BoneKEy-Osteovision | Not To Be Missed

Clinical and basic research papers – September and October 2004 selections


Bone modeling and remodeling

◆ Kukita T, Wada N, Kukita A, Kakimoto T, Sandra F, Toh K, Nagata K, Iijima T, Horiuchi M, Matsusaki H, Hieshima K, Yoshie O, Nomiyama H. RANKL-induced DC-STAMP is essential for osteoclastogenesis. J Exp Med. 2004 Oct 4;200(7):941–6.

By screening RAW264 cells deficient in responsiveness to receptor activator of NFκB ligand (RANKL), the seven-spanning membrane protein DC-STAMP was identified as a possible coreceptor involved in osteoclastogenesis. DC-STAMP is expressed on osteoclasts and RAW264 cells. A neutralizing antibody or small interfering RNA to DC-STAMP blocks RANKL-dependent osteoclasto-genesis; forced expression of DC-STAMP amplifies the response to RANKL. There may be a DC-STAMP receptor on RAW264 cells. Is this another costimulatory system similar to the immunoreceptor tyrosine-based activation motif system? —GJS

◆ Nilsson O, Baron J. Fundamental limits on longitudinal bone growth: growth plate senescence and epiphyseal fusion. Trends Endocrinol Metab. 2004 Oct;15(8):370–4.

The decline in growth rate is caused by a programmed decrease in the rate of chondrocyte proliferation intrinsic to the growth plate itself, because stem-like cells in the resting zone have a finite proliferative capacity. —ES

◆ Sutherland MK, Geoghegan JC, Yu C, Turcott E, Skonier JE, Winkler DG, Latham JA. Sclerostin promotes the apoptosis of human osteoblastic cells: a novel regulation of bone formation. Bone. 2004 Oct;35(4):828–35.
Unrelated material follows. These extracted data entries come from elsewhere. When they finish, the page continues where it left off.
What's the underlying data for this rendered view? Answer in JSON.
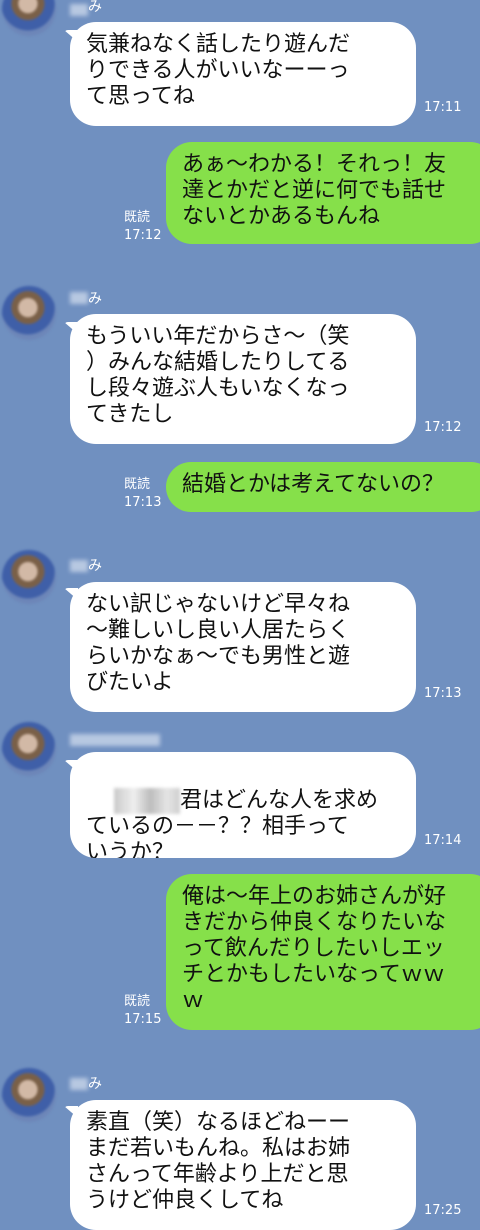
{
  "contact": {
    "name": "み"
  },
  "messages": [
    {
      "side": "left",
      "text": "気兼ねなく話したり遊んだ\nりできる人がいいなーーっ\nて思ってね",
      "time": "17:11"
    },
    {
      "side": "right",
      "text": "あぁ〜わかる！それっ！友\n達とかだと逆に何でも話せ\nないとかあるもんね",
      "read": "既読",
      "time": "17:12"
    },
    {
      "side": "left",
      "text": "もういい年だからさ〜（笑\n）みんな結婚したりしてる\nし段々遊ぶ人もいなくなっ\nてきたし",
      "time": "17:12"
    },
    {
      "side": "right",
      "text": "結婚とかは考えてないの？",
      "read": "既読",
      "time": "17:13"
    },
    {
      "side": "left",
      "text": "ない訳じゃないけど早々ね\n〜難しいし良い人居たらく\nらいかなぁ〜でも男性と遊\nびたいよ",
      "time": "17:13"
    },
    {
      "side": "left",
      "text_after_censor": "君はどんな人を求め",
      "text": "ているの－－？？相手って\nいうか？",
      "time": "17:14"
    },
    {
      "side": "right",
      "text": "俺は〜年上のお姉さんが好\nきだから仲良くなりたいな\nって飲んだりしたいしエッ\nチとかもしたいなってｗｗ\nｗ",
      "read": "既読",
      "time": "17:15"
    },
    {
      "side": "left",
      "text": "素直（笑）なるほどねーー\nまだ若いもんね。私はお姉\nさんって年齢より上だと思\nうけど仲良くしてね",
      "time": "17:25"
    }
  ]
}
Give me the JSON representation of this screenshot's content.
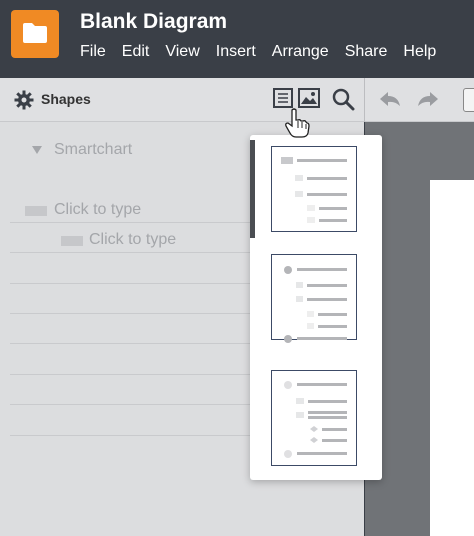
{
  "app": {
    "title": "Blank Diagram",
    "accent_color": "#f08a24",
    "icon": "folder-icon"
  },
  "menu": [
    "File",
    "Edit",
    "View",
    "Insert",
    "Arrange",
    "Share",
    "Help"
  ],
  "toolbar": {
    "shapes_label": "Shapes",
    "icons": [
      "gear-icon",
      "list-view-icon",
      "image-icon",
      "search-icon",
      "undo-icon",
      "redo-icon"
    ]
  },
  "panel": {
    "section_label": "Smartchart",
    "rows": [
      {
        "text": "Click to type"
      },
      {
        "text": "Click to type"
      }
    ]
  },
  "popup": {
    "templates": [
      "template-1",
      "template-2",
      "template-3"
    ],
    "selected": 0
  }
}
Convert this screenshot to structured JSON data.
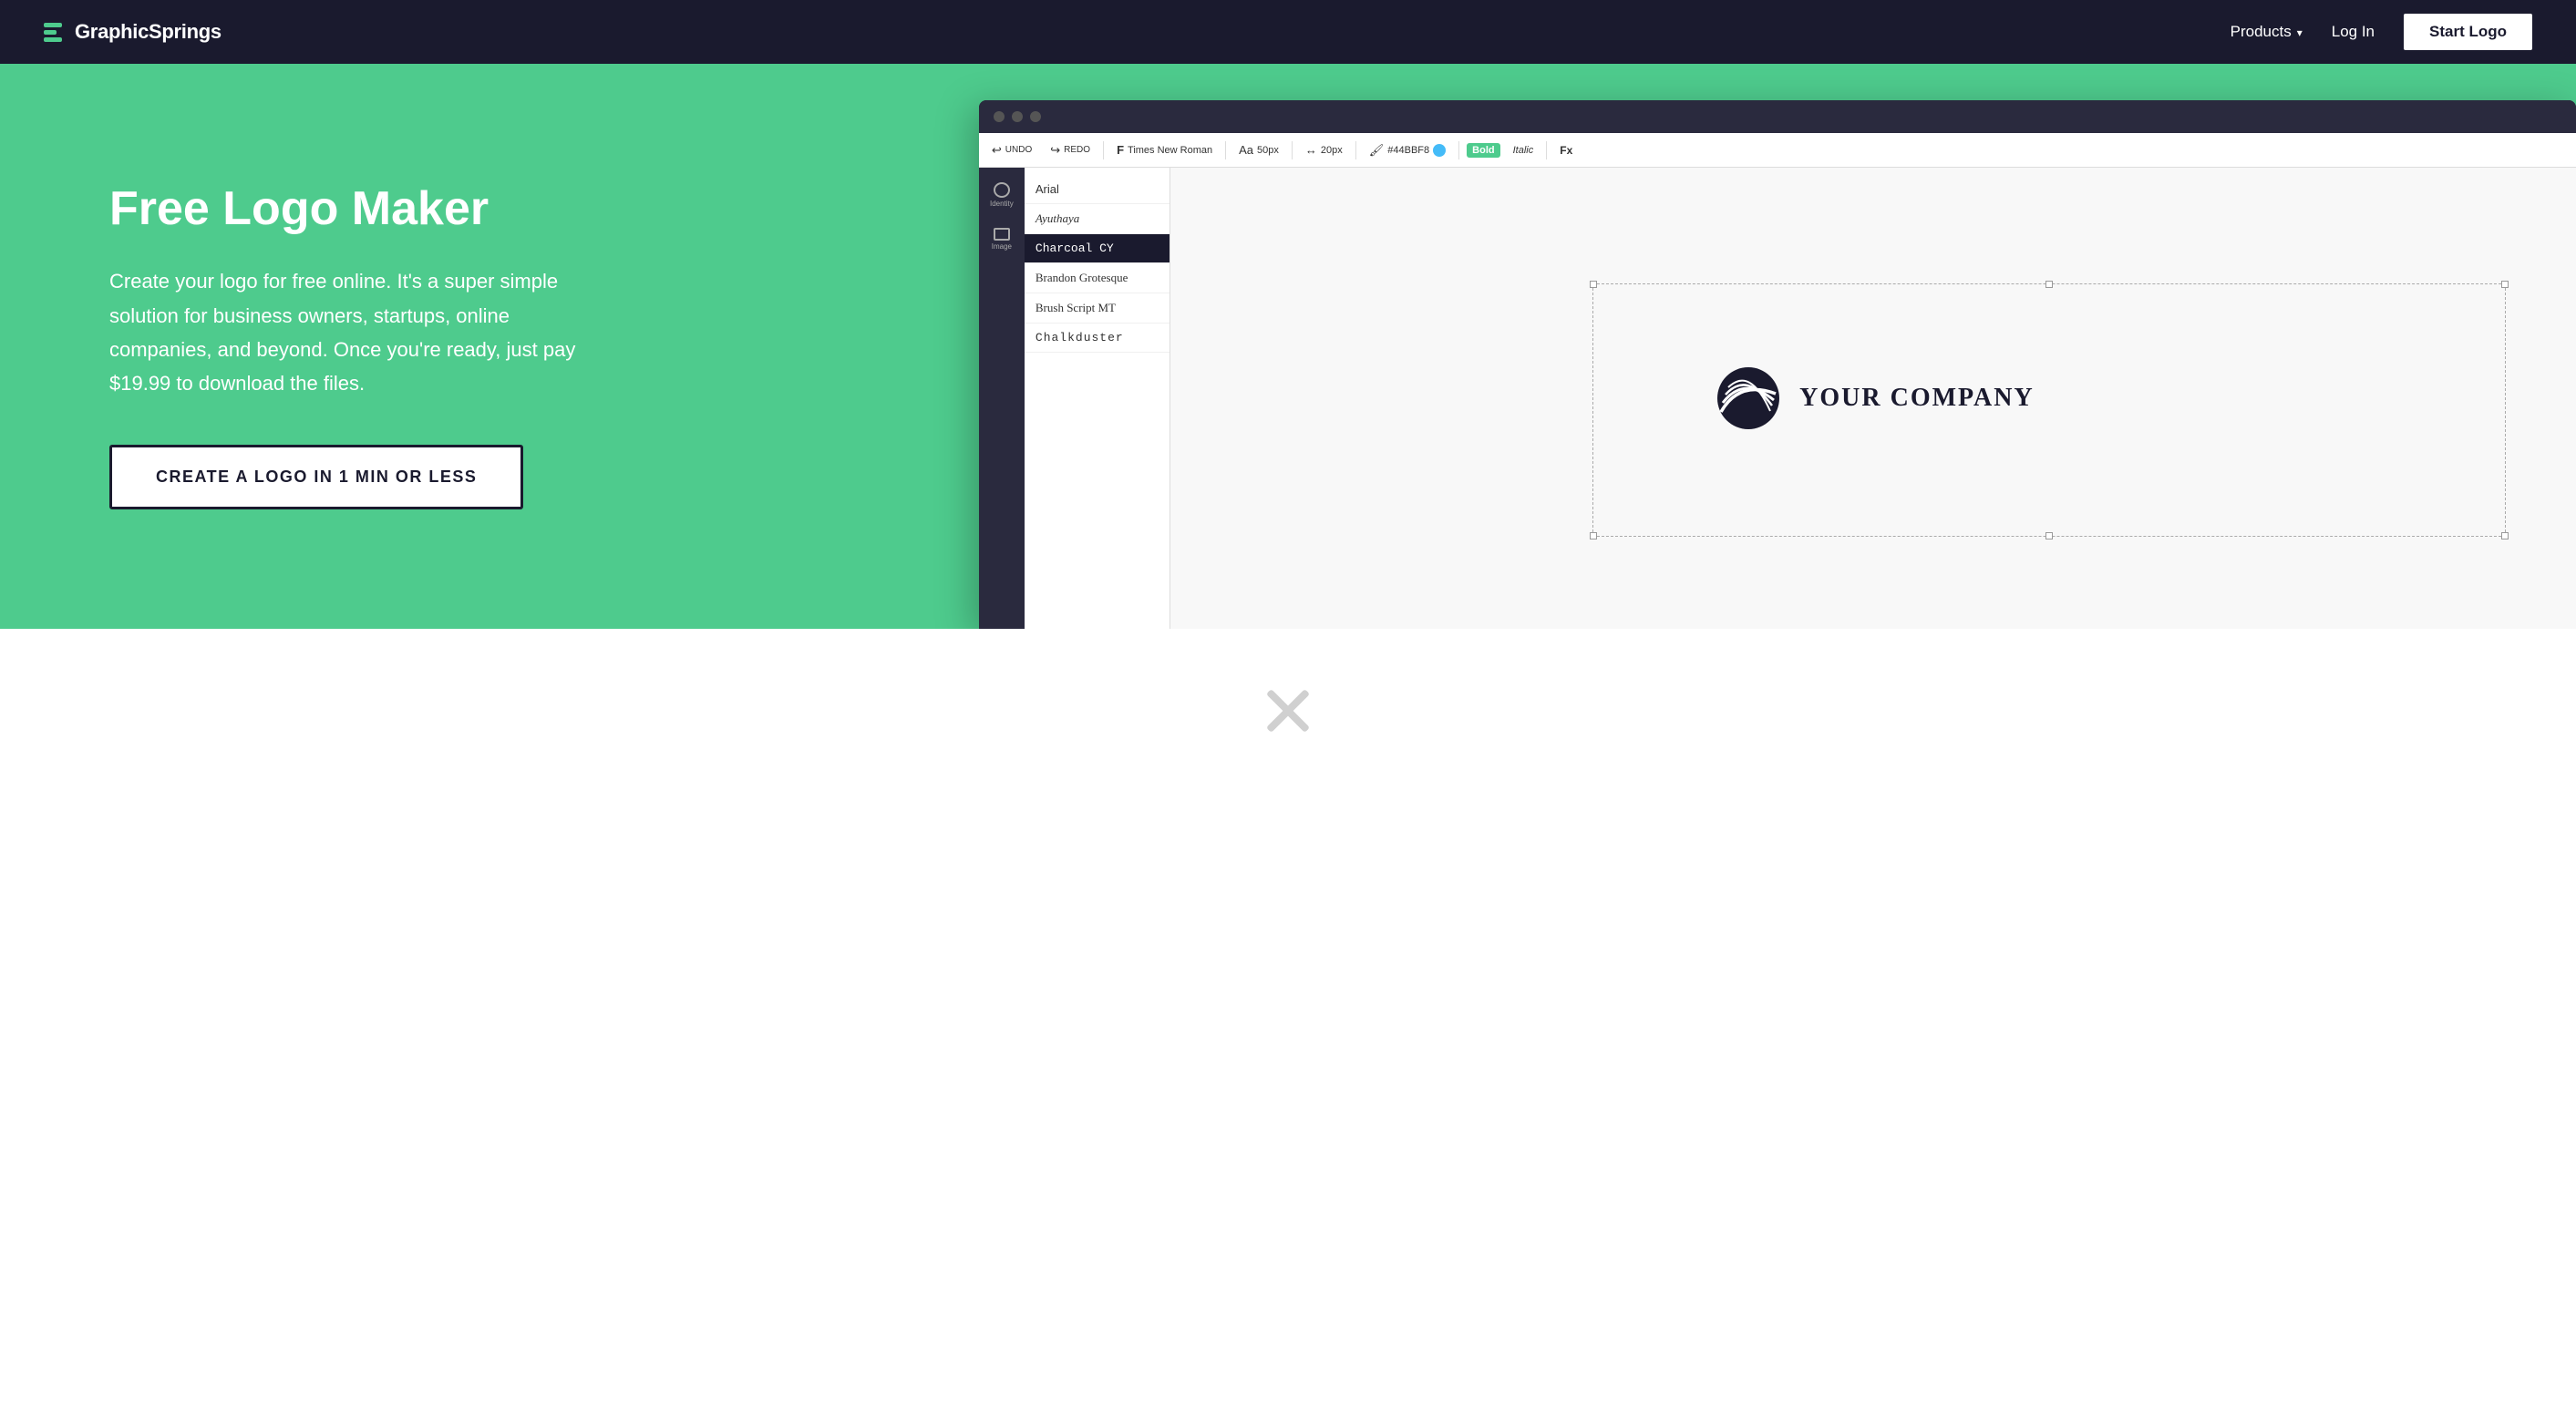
{
  "navbar": {
    "brand_name": "GraphicSprings",
    "products_label": "Products",
    "login_label": "Log In",
    "start_logo_label": "Start Logo"
  },
  "hero": {
    "title": "Free Logo Maker",
    "description": "Create your logo for free online. It's a super simple solution for business owners, startups, online companies, and beyond. Once you're ready, just pay $19.99 to download the files.",
    "cta_label": "CREATE A LOGO IN 1 MIN OR LESS"
  },
  "mockup": {
    "toolbar": {
      "font_label": "Times New Roman",
      "size_label": "50px",
      "spacing_label": "20px",
      "color_hex": "#44BBF8",
      "style_bold": "Bold",
      "style_italic": "Italic",
      "fx_label": "Fx"
    },
    "font_panel": {
      "fonts": [
        {
          "name": "Arial",
          "selected": false
        },
        {
          "name": "Ayuthaya",
          "selected": false
        },
        {
          "name": "Charcoal CY",
          "selected": true
        },
        {
          "name": "Brandon Grotesque",
          "selected": false
        },
        {
          "name": "Brush Script MT",
          "selected": false
        },
        {
          "name": "Chalkduster",
          "selected": false
        }
      ]
    },
    "canvas": {
      "company_text": "YOUR COMPANY"
    }
  },
  "lower_section": {
    "tools_icon_label": "tools-cross-icon"
  },
  "colors": {
    "navbar_bg": "#1a1a2e",
    "hero_bg": "#4ecb8d",
    "brand_accent": "#4ecb8d",
    "white": "#ffffff",
    "dark": "#1a1a2e"
  }
}
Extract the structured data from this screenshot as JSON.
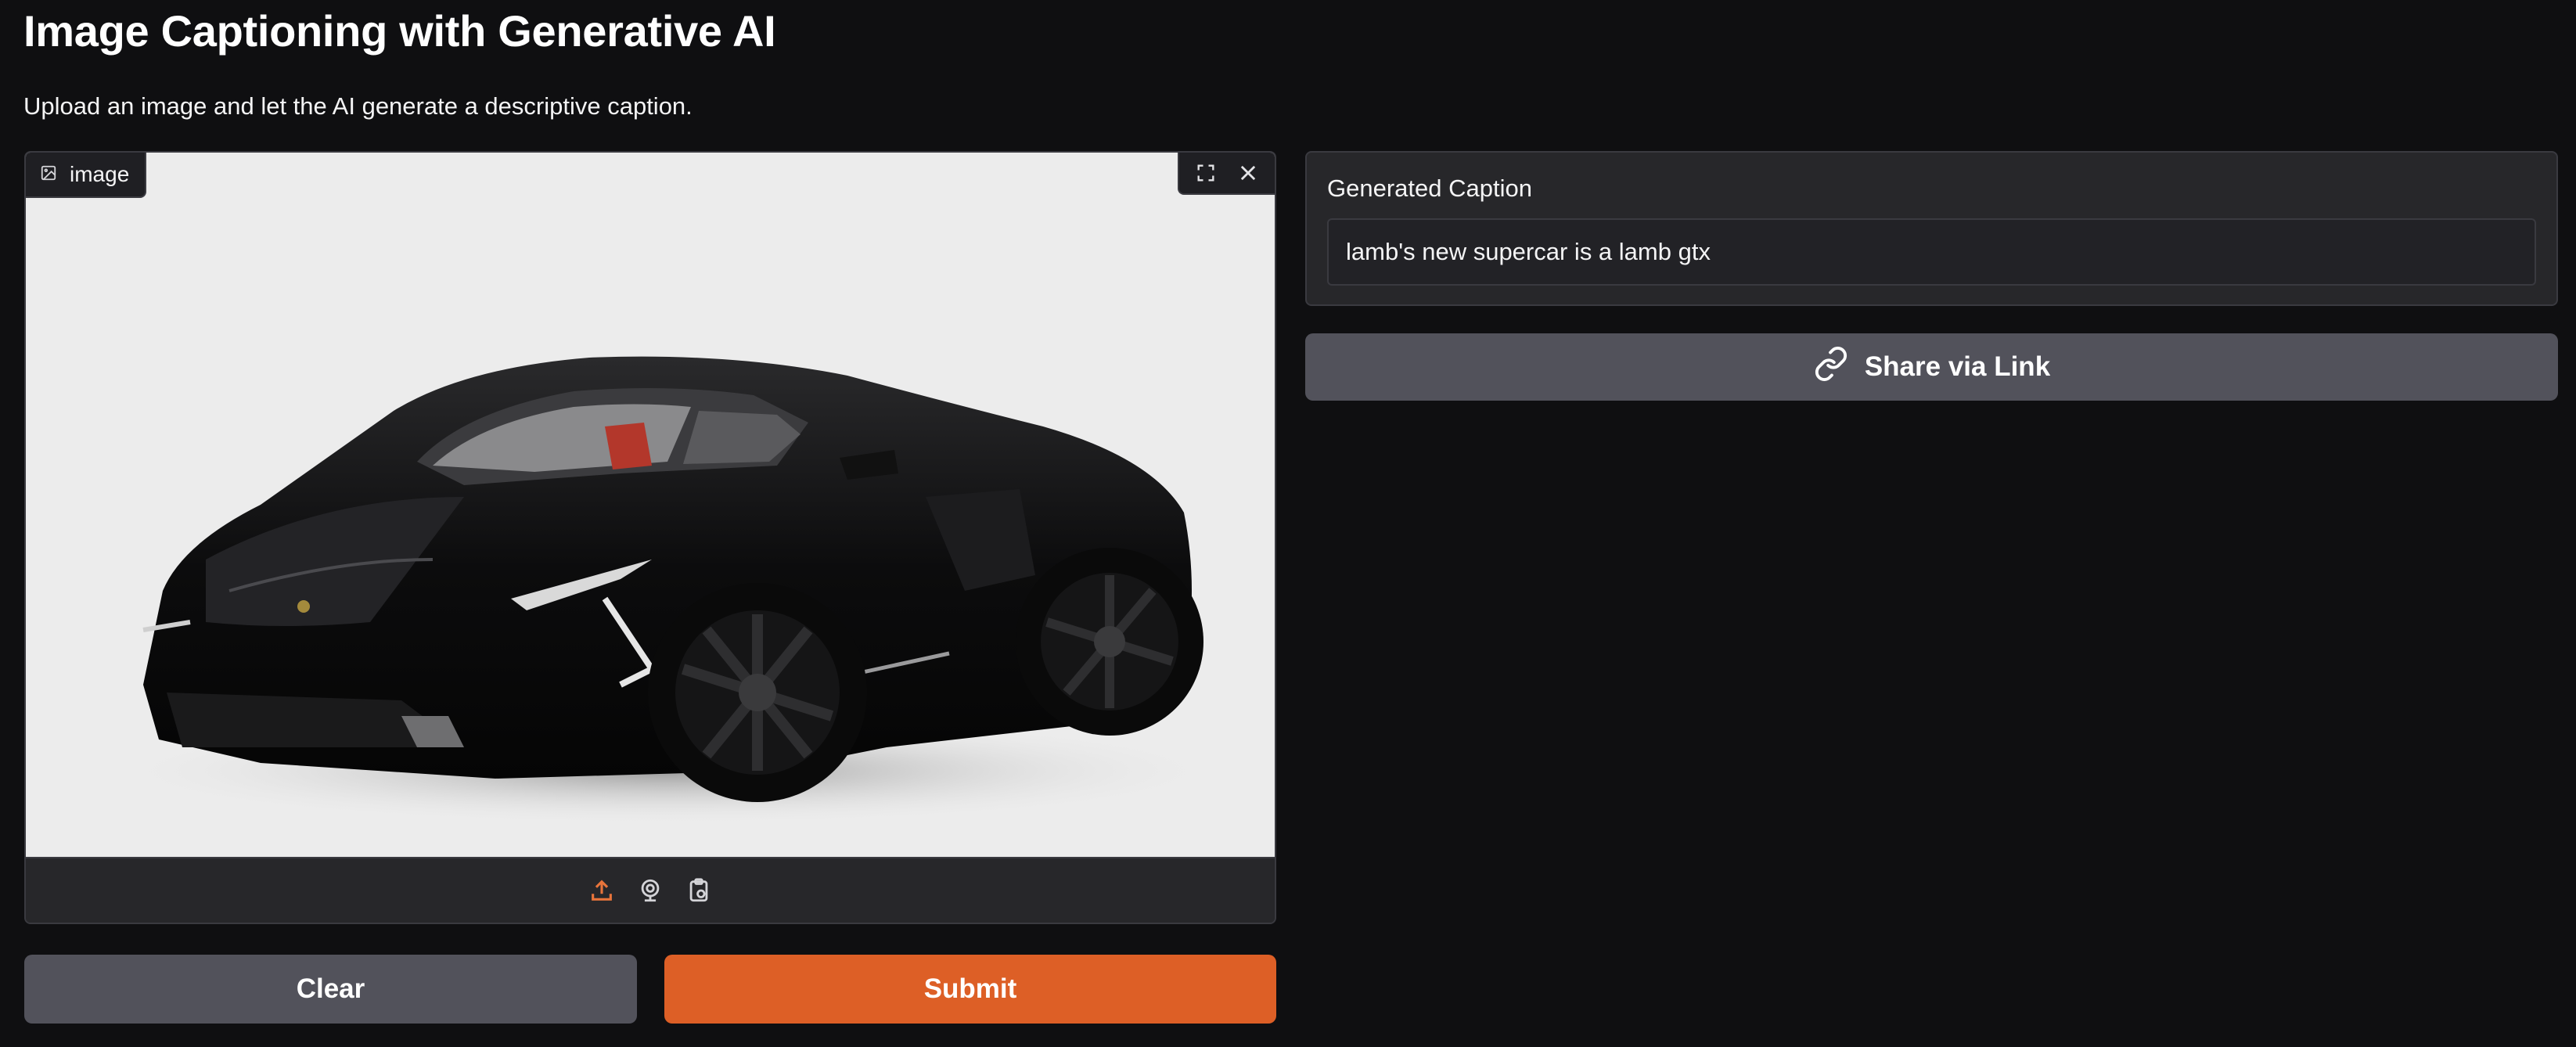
{
  "page": {
    "title": "Image Captioning with Generative AI",
    "subtitle": "Upload an image and let the AI generate a descriptive caption."
  },
  "image_input": {
    "label": "image",
    "label_icon": "image-icon",
    "controls": [
      "fullscreen-icon",
      "close-icon"
    ],
    "sources": [
      "upload-icon",
      "webcam-icon",
      "clipboard-icon"
    ],
    "active_source_color": "#e8743b"
  },
  "buttons": {
    "clear_label": "Clear",
    "submit_label": "Submit",
    "share_label": "Share via Link",
    "share_icon": "link-icon"
  },
  "output": {
    "label": "Generated Caption",
    "value": "lamb's new supercar is a lamb gtx"
  },
  "colors": {
    "background": "#0f0f11",
    "panel": "#27272a",
    "accent": "#dd5f26",
    "secondary_button": "#52525b"
  }
}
Consistent with report from van Bezooijen et al. J Exp Med. 2004 Mar 15;199(6):805-14, treatment with sclerostin induces osteoblast apoptosis, an effect not shared by other BMP antagonists. —GJS

◆ van Bezooijen RL, Roelen BA, Visser A, van der Wee-Pals L, de Wilt E, Karperien M, Hamersma H, Papapoulos SE, ten Dijke P, Lowik CW. Sclerostin is an osteocyte-expressed negative regulator of bone formation, but not a classical BMP antagonist. J Exp Med. 2004 Mar 15;199(6):805–14.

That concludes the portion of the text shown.